Recently, during a flare, one of my best friends and I sat and listed all the horrific ways we had pictured our fledged kids dying, thanks to the brain CGI movie that the experience of parenting adults often plays in the mind. It seemed like the right thing to do – to lean in fully to the macabre, deeply unlikely possibilities looping in our heads and torturing us, to throw light on them and see exactly what we were dealing with. We ended up in hysterical fits of laughter; hearing how ridiculous I am when I say things like, ‘Ok, well I’ve worked out how it’s possible for him to have a fatal accident while replacing a toilet roll’ is a great needle for puncturing an inflated fear with.

My son has had a word with me about it all too, as has his sister. Their points, paraphrased with swearing removed?

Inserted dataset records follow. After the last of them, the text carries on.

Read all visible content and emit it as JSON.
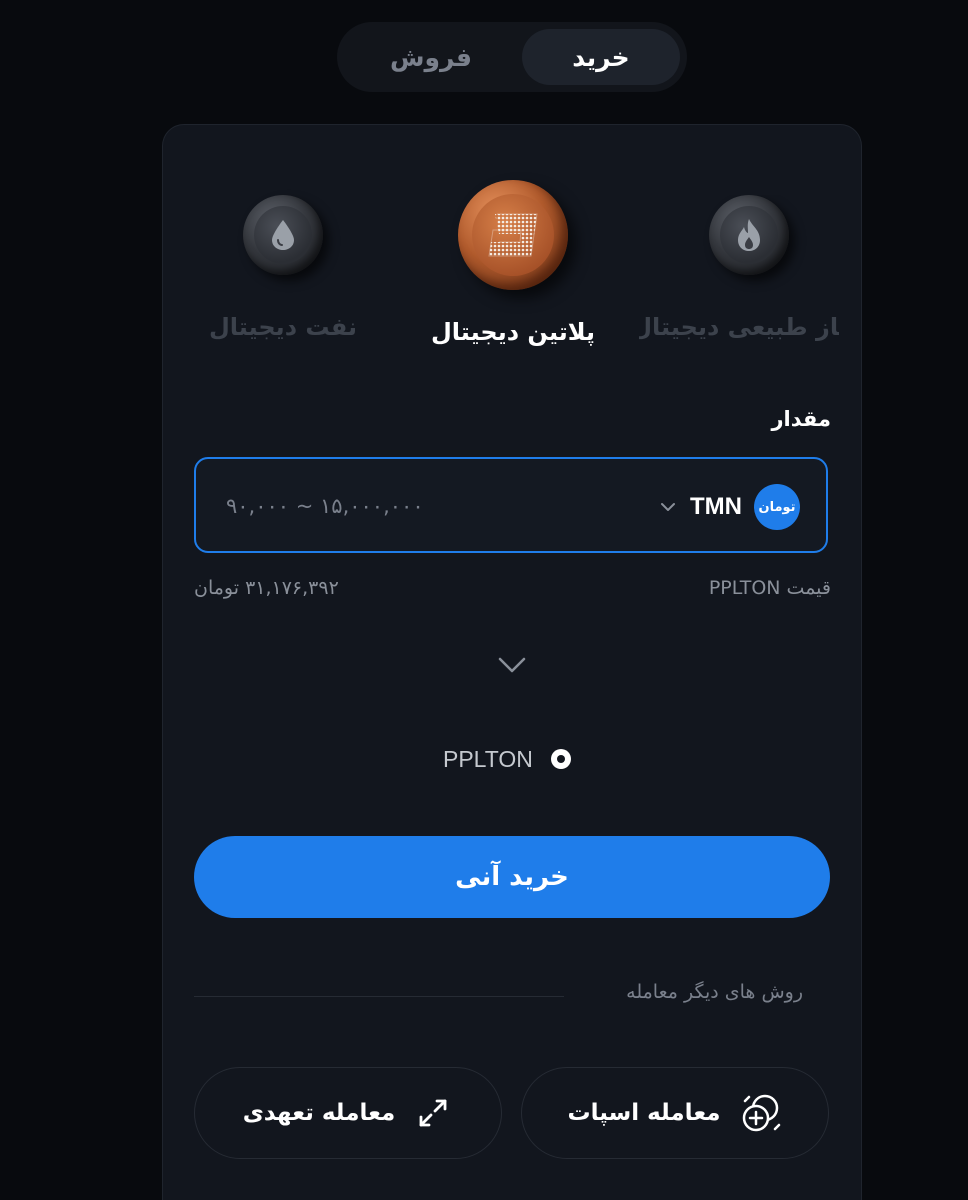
{
  "tabs": {
    "buy_label": "خرید",
    "sell_label": "فروش",
    "active": "buy"
  },
  "coins": [
    {
      "label": "نفت دیجیتال",
      "icon": "oil-drop-icon",
      "active": false
    },
    {
      "label": "پلاتین دیجیتال",
      "icon": "platinum-logo-icon",
      "active": true
    },
    {
      "label": "گاز طبیعی دیجیتال",
      "icon": "gas-flame-icon",
      "active": false
    }
  ],
  "amount": {
    "label": "مقدار",
    "value": "",
    "placeholder": "۹۰,۰۰۰ ~ ۱۵,۰۰۰,۰۰۰",
    "currency_code": "TMN",
    "currency_badge": "تومان"
  },
  "price": {
    "label": "قیمت PPLTON",
    "value": "۳۱,۱۷۶,۳۹۲ تومان"
  },
  "output": {
    "asset": "PPLTON"
  },
  "buy_button_label": "خرید آنی",
  "other_methods_label": "روش های دیگر معامله",
  "methods": {
    "spot_label": "معامله اسپات",
    "margin_label": "معامله تعهدی"
  },
  "colors": {
    "accent": "#1f7dea",
    "background": "#080a0e",
    "card": "#12161e"
  }
}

  1. Some credit, please. I am fairly invested in staying alive to enjoy my new found freedom.
  2. Mother, you are frightening me now as well as yourself.
  3. Oh my god, shut up mum.
  4. If you keep this up, I will send you gifs of me running down tenement stairs, wearing flip flops and holding open scissors between my teeth.

And so I have done the safety briefing, done the safety breathing, and let them go in different ways. And it actually feels really good. I’m acknowledging again I can’t control everything for my kids and that’s OK – this is a lesson I seem to revisit in different guises bi-annually, since commencing motherhood. That being the case, I think it might be good to factor this thought and behavioural change catalyst in as a constant point of mediation, for the kids and everything.

Roots and wings, Heather. Roots and wings.